My sister is not a terrorist, she is an activist, said Lina al-Hathloul, sister of Loujain al-Hathloul, the Saudi human rights activist who was sentenced to prison by an anti-terrorism court on Monday. “To be sentenced for her activism for the very reforms that MBS so proudly tout is the ultimate hypocrisy,” she said in a statement, referring to the Crown Prince Mohammed bin Salman by his initials.
Ms. Loujain, a prominent advocate for women’s rights in the conservative kingdom, was arrested in May 2018 along with others who campaigned for lifting a ban on women driving, a few weeks before the ban was actually lifted. She was later charged for contacting organisations and diplomats that are hostile to Saudi Arabia. The arrest had gained international attention with rights groups asking the Saudi authorities to release her. But the kingdom did not relent. Ms. Loujain’s case was transferred to an anti-terrorism court in November last year, and on Monday, the judge found her guilty of various charges including trying to harm Saudi Arabia’s national security and advance foreign agenda.
Ms. Loujain, 31, had been a relentless presence in Saudi Arabia’s limited public sphere until her arrest in 2018. Before MBS lifted the ban, Saudi Arabia was the only country that had banned women from driving. And many women like Ms. Loujain had raised voices against this state-driven discrimination. She was arrested for the first time in 2014 December while trying to drive to Saudi Arabia from the UAE. She was detained for over 70 days. But the detention did not deter Ms. Loujain, a University of British Columbia graduate, from continuing with her activism. In 2015, when Saudi women were allowed to vote and stand in elections at the municipal level for the first time, Ms. Loujain wanted to contest. But the authorities barred her. “I’ve been eliminated as a candidate for the municipal elections. I will be filing my objection via the appropriate channels,” she tweeted then.
Guardianship system
A year later, Ms. Loujain, along with 14,000 others, signed a petition to King Salman, demanding the male guardianship system be abolished. Under Saudi law, all women were required to have a male guardian. The system gave women’s fathers, husbands, brothers or uncles the final say on their life plans. As part of the reforms initiated by the Crown Prince, the guardianship laws were partially amended in 2019, excluding women over 21 years old from the guardian system. The authorities, however, did not spare those who campaigned for abolishing the system. In 2017, a year after the petition was submitted to the King, Ms. Loujain was arrested again.
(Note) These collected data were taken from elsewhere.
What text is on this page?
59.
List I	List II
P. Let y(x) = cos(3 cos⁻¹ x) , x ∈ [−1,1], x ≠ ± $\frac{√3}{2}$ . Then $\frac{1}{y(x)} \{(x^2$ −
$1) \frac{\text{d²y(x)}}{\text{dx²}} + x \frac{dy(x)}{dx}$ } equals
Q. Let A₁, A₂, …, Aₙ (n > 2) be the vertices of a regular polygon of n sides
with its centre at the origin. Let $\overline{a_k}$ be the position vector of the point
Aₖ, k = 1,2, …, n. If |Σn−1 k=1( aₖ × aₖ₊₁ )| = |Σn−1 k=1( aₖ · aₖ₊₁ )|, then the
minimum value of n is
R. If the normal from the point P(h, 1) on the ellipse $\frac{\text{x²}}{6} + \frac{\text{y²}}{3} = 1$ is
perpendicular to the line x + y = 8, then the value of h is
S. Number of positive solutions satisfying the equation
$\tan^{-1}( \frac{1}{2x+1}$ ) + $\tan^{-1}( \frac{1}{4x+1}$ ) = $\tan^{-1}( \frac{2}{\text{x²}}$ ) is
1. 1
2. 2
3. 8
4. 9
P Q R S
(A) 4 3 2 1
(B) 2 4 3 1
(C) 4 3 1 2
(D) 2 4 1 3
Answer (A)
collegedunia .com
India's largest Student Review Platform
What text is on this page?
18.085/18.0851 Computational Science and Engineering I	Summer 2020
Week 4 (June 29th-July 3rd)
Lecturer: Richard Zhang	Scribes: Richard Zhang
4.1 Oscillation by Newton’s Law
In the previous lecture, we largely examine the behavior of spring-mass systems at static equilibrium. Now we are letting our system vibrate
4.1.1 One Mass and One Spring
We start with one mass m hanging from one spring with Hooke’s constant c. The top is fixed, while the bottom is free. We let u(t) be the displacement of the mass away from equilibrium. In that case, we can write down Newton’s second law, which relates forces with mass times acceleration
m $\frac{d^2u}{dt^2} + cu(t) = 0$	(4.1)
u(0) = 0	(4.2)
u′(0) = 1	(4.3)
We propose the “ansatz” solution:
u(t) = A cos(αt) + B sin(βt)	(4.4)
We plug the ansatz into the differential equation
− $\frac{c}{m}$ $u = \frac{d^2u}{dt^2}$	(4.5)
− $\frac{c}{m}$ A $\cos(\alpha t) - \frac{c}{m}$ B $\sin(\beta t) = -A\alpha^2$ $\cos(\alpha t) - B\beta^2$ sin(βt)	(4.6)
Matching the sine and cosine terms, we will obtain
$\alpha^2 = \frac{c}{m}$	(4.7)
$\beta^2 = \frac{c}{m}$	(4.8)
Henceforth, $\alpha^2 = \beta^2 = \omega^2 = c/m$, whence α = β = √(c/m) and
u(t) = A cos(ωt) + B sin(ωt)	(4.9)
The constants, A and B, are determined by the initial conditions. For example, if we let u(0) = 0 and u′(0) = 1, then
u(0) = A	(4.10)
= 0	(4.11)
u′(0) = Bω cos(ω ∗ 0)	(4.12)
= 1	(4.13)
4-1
After that, Ms. Loujain moved to the UAE and joined Sorbonne University’s Abu Dhabi campus for a master's degree programme in applied sociological research. But things didn’t go ahead as she planned. In March 2018, she was stopped by security officials while driving in Abu Dhabi.
They forcibly put her on a plane and transferred her to a prison in Riyadh, the Saudi capital, according to an account by Alia al-Hathloul, another sister of Ms. Loujain. She was released after a few days but barred from travelling abroad and warned against using social media. In May, she was formally arrested and ever since she has been in prison.
Ms. Alia, who is living in Brussels, Belgium, wrote an Op-Ed in The New York Times in January 2019, alleging that her sister was tortured in prison. When her parents visited Ms. Loujain in Jeddah’s Dhahban prison in August 2018, she was “shaking uncontrollably, unable to hold her grip”. In December, she told her parents that she was tortured between May and August — she had been put in “solitary confinement, beaten, waterboarded, given electric shocks, sexually harassed and threatened with rape and murder” — according to Ms. Alia. Saud bin Abdullah al-Qahtani, a former top Royal Court adviser and a close aide of MBS, was present when Ms. Loujain was tortured. Al-Qahtani was dismissed from the court in late 2018 after the assassination of dissident journalist Jamal Khashoggi in Saudi Arabia’s Istanbul consulate.
The imprisonment, trial and allegations of torture of one of the most famous activists in the Kingdom, who was one of TIME magazine’s ‘100 most influential people’ in 2019, has heaped pressure on Crown Prince MBS, who is promoted by the kingdom as a man of reforms. But the Saudi authorities are also wary of dissent, which could breed more dissent.
The judge who sentenced Ms. Loujain to five years and eight months, has suspended two years and 10 months of the sentence, which means, given the time she has already spent in prison, she could be released in a few months. But freedom comes with riders. she would be placed on probation for three years and barred from travelling abroad for five years, says her family.